La filosofia naturale (Telesio, Campanella, Bruno), afferma che la natura va studiata secondo i propri principi. L'uomo non deve più imporre le sue leggi ma deve comprendere la natura con la natura poiché le si comanda obbedendola. Ciò apre la strada alla rivoluzione scientifica. Chiaro esempio di filosofia naturale è Telesio, che considera la natura come un mondo a sé, che si regge su principi propri e può essere spiegato solo in base a questi. La natura secondo Telesio va studiata in maniera oggettiva e viene considera perfettamente autonoma. La conoscenza è affidata ai sensi e quindi l'uomo è un essere naturale perché dotato di sensi. La sensibilità diventa invece l'auto rivelazione della natura nell'uomo. Telesio ritiene che la natura debba essere spiegata tramite due forze:

il caldo, che ha sede nel sole,dilata le cose e le rende leggere al movimento;

il freddo,che ha sede nella terra,condensa la cose le rende pesanti e quindi immobili.

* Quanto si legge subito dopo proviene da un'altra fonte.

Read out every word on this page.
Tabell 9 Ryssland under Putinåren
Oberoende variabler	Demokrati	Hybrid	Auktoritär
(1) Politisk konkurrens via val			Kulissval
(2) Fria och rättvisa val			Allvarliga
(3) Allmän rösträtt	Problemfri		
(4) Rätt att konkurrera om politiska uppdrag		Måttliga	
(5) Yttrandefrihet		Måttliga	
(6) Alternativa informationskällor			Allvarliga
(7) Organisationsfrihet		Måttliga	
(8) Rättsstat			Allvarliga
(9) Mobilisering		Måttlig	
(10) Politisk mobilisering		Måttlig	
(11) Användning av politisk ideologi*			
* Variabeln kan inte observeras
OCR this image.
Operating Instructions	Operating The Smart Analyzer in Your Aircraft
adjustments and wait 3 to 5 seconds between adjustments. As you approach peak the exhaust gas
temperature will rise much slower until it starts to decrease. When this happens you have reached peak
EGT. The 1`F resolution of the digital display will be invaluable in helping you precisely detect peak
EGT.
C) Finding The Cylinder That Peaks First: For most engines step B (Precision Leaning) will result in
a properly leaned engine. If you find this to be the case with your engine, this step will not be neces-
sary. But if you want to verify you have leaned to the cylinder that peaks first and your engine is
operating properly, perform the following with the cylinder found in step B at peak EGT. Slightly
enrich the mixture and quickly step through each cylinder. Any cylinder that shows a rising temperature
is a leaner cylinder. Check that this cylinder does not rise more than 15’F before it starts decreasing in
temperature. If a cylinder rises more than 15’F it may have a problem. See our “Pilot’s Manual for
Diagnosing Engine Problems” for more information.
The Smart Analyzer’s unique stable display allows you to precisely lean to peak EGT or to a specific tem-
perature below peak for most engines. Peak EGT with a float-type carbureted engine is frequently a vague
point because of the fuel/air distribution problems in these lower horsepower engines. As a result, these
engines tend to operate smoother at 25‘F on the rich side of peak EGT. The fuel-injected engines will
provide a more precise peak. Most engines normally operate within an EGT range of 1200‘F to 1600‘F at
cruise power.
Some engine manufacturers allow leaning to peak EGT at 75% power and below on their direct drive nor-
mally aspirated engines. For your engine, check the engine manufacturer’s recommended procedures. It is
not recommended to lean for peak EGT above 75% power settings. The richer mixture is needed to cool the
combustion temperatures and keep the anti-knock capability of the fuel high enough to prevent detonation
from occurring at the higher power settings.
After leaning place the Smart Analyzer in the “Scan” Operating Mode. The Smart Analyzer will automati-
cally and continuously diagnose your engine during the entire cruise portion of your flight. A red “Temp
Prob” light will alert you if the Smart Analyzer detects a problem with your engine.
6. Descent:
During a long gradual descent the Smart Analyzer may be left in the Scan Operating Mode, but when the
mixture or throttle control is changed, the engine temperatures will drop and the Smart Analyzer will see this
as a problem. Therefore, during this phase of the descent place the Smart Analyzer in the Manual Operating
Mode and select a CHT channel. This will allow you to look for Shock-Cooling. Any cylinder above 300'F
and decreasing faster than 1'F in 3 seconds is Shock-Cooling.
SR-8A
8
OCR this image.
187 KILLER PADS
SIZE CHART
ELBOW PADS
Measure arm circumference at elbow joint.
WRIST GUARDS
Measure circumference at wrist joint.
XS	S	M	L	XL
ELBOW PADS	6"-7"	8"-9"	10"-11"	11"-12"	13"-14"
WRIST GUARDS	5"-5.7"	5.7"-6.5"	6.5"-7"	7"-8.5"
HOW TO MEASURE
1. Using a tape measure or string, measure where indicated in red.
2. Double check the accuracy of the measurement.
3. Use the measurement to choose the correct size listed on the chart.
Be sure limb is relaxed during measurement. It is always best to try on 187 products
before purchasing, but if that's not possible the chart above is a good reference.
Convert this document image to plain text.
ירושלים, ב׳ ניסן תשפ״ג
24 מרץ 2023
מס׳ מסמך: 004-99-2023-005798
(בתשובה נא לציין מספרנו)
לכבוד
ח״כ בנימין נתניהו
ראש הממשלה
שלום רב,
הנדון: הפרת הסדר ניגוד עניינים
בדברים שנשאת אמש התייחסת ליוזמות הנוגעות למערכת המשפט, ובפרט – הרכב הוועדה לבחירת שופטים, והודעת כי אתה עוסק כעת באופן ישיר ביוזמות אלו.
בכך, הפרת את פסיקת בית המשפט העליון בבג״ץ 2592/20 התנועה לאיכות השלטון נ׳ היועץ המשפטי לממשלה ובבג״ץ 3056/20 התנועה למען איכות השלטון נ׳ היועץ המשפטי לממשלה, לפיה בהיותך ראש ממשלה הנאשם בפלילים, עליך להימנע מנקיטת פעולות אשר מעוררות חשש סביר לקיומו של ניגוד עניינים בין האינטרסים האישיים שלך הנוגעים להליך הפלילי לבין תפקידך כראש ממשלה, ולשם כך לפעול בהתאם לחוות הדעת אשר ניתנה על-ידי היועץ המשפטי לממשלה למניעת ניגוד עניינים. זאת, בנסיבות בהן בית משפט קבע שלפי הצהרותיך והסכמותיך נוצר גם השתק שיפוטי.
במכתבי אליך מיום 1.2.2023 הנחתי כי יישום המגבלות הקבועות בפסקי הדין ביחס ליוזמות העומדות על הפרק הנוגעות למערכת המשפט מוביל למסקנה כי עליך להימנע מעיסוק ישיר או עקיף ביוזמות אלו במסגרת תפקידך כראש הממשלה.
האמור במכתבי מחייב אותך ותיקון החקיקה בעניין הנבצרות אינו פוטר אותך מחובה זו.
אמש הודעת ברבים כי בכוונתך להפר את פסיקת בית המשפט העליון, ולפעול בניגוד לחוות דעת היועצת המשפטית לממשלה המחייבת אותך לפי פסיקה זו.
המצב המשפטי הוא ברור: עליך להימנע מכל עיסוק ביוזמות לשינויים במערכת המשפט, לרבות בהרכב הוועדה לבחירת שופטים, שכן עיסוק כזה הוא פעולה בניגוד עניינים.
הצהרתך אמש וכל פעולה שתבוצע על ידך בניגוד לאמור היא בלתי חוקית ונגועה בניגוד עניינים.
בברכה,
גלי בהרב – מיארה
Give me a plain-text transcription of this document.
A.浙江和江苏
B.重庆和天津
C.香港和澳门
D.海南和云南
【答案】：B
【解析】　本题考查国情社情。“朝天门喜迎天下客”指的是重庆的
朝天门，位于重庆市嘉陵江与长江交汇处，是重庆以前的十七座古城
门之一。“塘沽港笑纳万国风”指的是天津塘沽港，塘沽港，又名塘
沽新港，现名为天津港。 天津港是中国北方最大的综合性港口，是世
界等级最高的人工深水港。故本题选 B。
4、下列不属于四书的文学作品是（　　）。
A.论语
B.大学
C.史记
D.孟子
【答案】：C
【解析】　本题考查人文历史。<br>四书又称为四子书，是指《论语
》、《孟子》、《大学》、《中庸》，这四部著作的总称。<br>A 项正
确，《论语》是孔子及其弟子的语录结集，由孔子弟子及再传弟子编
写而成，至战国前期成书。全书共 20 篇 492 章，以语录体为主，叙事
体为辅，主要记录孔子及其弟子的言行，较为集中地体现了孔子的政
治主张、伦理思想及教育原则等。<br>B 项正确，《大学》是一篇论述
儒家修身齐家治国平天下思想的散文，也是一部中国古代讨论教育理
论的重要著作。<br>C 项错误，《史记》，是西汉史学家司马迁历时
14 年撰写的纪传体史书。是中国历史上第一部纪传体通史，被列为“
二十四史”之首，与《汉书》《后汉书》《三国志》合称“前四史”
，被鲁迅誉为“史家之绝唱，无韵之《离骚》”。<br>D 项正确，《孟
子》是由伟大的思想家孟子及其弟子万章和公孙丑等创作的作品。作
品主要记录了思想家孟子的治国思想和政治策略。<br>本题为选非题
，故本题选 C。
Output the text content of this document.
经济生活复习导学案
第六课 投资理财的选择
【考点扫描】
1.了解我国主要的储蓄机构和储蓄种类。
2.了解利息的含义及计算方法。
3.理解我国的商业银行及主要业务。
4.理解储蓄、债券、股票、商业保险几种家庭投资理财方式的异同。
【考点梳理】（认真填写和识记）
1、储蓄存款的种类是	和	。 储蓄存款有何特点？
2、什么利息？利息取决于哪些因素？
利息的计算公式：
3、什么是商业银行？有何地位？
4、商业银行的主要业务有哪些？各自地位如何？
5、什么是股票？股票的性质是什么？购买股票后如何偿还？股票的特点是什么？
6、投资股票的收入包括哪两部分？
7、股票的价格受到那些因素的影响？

Con il termine auctoritas si indica quella fonte di sapere alla quale si appellavano gli individui per far si che essi potessero aiutarli a fare della verità appena conosciuta il modello di vita religiosa al quale ispirarsi. Auctoritas era la Bibbia, le sentenze dei Padri della Chiesa, ma anche autori classici e sistemi filosofici che si consideravano autorevoli. Questo ricorso alle auctoritas dimostra come l'uomo senta l'esigenza di essere supportato dall'autorità e dalla tradizione ecclesiastica.



Per Giordano Bruno c'erano due concezioni di Dio:

mens super omnia (= mente sopra le cose)--> Dio è trascendente e in quanto tale lo si può conoscere solo attraverso la rivelazione o con la fede;

mens insita omnibus (= mente dentro le cose)--> Dio diventa l'anima mobile. È l'intelletto universale cioè l'insieme di tutte le idee o forme e plasma la materia dal di dentro. Questo mostra la differenza con Platone, con il quale si plasmava dal di fuori.

In un libro Bruno definisce Dio come causa (perché è l'energia produttrice delle cose) e principio (cioè l'elemento costitutivo delle cose) e questa definizione rientra nel panteismo (tutto è Dio).



In Giordano Bruno forte è l'amore per la vita che gli rese insopportabile il chiostro anche chiamato Prigione Angusta e Nera. Egli  nutrì un odio per  i cosiddetti pedanti, ovvero gli aristotelici e i grammatici, che facevano della cultura una pura esercitazione libresca.  Dall'amore della vita scaturì,  il suo interesse  per la natura, che Bruno considerò tutta viva e animata; e, nell'intendere questa universale animazione pose il termine più alto del suo filosofare. Da qui la sua predilezione per la magia che si fonda appunto sul  presupposto del "Pampsichismo Universale" e per la tecnica della memoria che lo porta a voler conquistare d'assalto la natura a differenza del naturalismo di Telesio. Il naturalismo di Bruno è in realtà una religione della natura ed è per questo che la religione in generale gli appare ripugnante e assurda, una santa asinità come il filosofo stesso l'ha definita poiché essa è un insieme di superstizioni contrarie alla ragione e alla natura. Bruno condanna anche le religioni riformate poiché non ammettono il valore delle opere buone e quindi un disprezzo per la natura. L'unica religiosità che egli riconosce è lo stesso filosofare e la natura è il termine della religiosità e del filosofare di Bruno.